Мне сейчас, напр[имер], вспоминаются постановления железнодорожников: не исполнять приказания инженеров, которые принадлежат к кадетам, или не пускать ночные поезда, чтобы трудящийся люд отдыхал, или не смазывать оси вагонов 1-го класса, так как в них едут буржуи… ведь это прямо картинка из сумасшедшего дома, да и вся-то наша бедная страна похожа на сплошной бедлам. Вспоминается мне другая картинка, увы, не смешная: фронт прорван, и для восстановления его подводится полк; вместо того чтобы идти, начинается митинг; 18 ораторов красиво и сильно доказывают, что нужно идти, что постыдно не выручать товарищей, что позор тем, которые не идут и т. п.; в стороне молча стоял ком[андую]щий полком полк[овник] 3-ий и плакал… он, как и другие, знал, что уже 12 часов тому назад нужна была немедленная помощь.
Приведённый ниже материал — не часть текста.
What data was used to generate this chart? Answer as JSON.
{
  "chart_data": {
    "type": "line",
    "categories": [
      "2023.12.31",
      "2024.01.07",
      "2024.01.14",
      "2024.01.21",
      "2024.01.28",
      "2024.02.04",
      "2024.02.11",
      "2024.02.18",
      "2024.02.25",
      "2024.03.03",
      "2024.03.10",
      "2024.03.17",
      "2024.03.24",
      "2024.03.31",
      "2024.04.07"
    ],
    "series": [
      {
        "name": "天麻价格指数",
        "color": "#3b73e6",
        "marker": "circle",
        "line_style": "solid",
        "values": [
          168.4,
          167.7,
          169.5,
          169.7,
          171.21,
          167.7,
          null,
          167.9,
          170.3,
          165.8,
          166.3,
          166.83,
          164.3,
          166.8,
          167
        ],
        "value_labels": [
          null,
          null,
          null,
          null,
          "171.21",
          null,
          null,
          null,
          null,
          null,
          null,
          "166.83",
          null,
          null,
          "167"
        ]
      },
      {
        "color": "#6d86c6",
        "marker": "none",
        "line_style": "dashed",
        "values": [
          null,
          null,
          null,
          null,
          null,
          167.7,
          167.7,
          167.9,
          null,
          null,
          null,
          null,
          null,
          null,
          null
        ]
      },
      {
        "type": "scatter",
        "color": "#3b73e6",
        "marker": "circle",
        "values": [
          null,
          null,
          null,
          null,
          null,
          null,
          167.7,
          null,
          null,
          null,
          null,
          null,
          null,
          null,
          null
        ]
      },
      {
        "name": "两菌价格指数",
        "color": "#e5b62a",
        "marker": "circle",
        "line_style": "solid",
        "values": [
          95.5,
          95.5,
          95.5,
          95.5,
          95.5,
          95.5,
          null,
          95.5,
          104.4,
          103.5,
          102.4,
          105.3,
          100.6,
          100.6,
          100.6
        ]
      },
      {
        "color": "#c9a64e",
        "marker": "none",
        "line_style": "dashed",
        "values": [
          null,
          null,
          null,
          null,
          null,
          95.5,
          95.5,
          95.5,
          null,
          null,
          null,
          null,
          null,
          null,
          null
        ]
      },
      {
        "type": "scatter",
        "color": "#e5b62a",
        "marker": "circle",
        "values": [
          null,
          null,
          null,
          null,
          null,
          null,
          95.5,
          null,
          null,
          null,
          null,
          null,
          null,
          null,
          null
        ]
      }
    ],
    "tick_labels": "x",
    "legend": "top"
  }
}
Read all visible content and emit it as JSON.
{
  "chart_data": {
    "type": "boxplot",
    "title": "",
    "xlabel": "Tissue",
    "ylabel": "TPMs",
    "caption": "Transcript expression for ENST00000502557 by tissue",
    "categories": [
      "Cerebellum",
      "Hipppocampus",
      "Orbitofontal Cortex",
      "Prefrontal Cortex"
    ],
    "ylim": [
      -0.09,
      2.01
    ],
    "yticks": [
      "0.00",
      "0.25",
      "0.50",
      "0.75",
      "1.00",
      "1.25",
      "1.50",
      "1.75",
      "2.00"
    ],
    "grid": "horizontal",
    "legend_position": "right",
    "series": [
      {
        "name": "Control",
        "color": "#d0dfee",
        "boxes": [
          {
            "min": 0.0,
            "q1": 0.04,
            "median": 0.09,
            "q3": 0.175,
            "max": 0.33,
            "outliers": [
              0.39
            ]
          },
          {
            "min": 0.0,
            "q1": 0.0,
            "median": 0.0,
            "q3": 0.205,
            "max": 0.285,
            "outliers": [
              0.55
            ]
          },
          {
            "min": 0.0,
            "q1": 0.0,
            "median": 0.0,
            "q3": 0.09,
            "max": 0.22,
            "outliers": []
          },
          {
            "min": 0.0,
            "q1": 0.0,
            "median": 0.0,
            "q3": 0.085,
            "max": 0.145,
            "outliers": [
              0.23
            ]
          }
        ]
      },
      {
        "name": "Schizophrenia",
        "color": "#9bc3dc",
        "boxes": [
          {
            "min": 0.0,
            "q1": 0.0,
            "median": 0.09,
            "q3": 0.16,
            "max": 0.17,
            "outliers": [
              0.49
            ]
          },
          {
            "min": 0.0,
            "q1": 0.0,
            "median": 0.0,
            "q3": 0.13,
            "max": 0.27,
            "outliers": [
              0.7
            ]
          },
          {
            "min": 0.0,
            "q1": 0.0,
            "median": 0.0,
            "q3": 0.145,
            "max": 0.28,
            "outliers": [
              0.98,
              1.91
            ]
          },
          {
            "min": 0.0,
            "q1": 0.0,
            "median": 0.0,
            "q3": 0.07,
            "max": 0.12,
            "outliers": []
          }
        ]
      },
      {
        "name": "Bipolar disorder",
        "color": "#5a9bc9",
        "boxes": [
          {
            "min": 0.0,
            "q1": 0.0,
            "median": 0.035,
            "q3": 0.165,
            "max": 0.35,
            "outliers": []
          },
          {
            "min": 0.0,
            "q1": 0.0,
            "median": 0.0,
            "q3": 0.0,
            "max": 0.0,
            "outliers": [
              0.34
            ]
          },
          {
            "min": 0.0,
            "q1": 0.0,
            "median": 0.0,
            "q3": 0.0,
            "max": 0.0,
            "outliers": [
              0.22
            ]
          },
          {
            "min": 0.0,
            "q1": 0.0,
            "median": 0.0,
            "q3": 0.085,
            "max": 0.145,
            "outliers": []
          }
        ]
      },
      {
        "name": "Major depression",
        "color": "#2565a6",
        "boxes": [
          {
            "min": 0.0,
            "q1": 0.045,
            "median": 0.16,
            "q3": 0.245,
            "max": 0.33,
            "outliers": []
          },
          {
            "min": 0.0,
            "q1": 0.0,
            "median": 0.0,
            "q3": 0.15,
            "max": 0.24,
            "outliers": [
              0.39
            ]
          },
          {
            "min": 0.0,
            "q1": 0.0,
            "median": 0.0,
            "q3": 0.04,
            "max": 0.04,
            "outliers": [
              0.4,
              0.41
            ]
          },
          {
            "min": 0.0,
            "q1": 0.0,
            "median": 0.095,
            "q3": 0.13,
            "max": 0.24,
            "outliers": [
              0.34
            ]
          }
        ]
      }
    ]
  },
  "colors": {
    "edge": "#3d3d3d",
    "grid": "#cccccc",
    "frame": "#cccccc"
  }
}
После митинга пошли, а от первой шрапнели бросились назад с криками: «Офицеры нас ведут на убой…» И все-таки Церетели на моск[овском] совещ[ании] высказывает надежду на улучшение дел и на возврат (это мы не поняли, разве она отдана?) Риги. Раз уже этот грузин похвастал 18 июня, пора бы ему отказаться от пророчеств: это не его ремесло.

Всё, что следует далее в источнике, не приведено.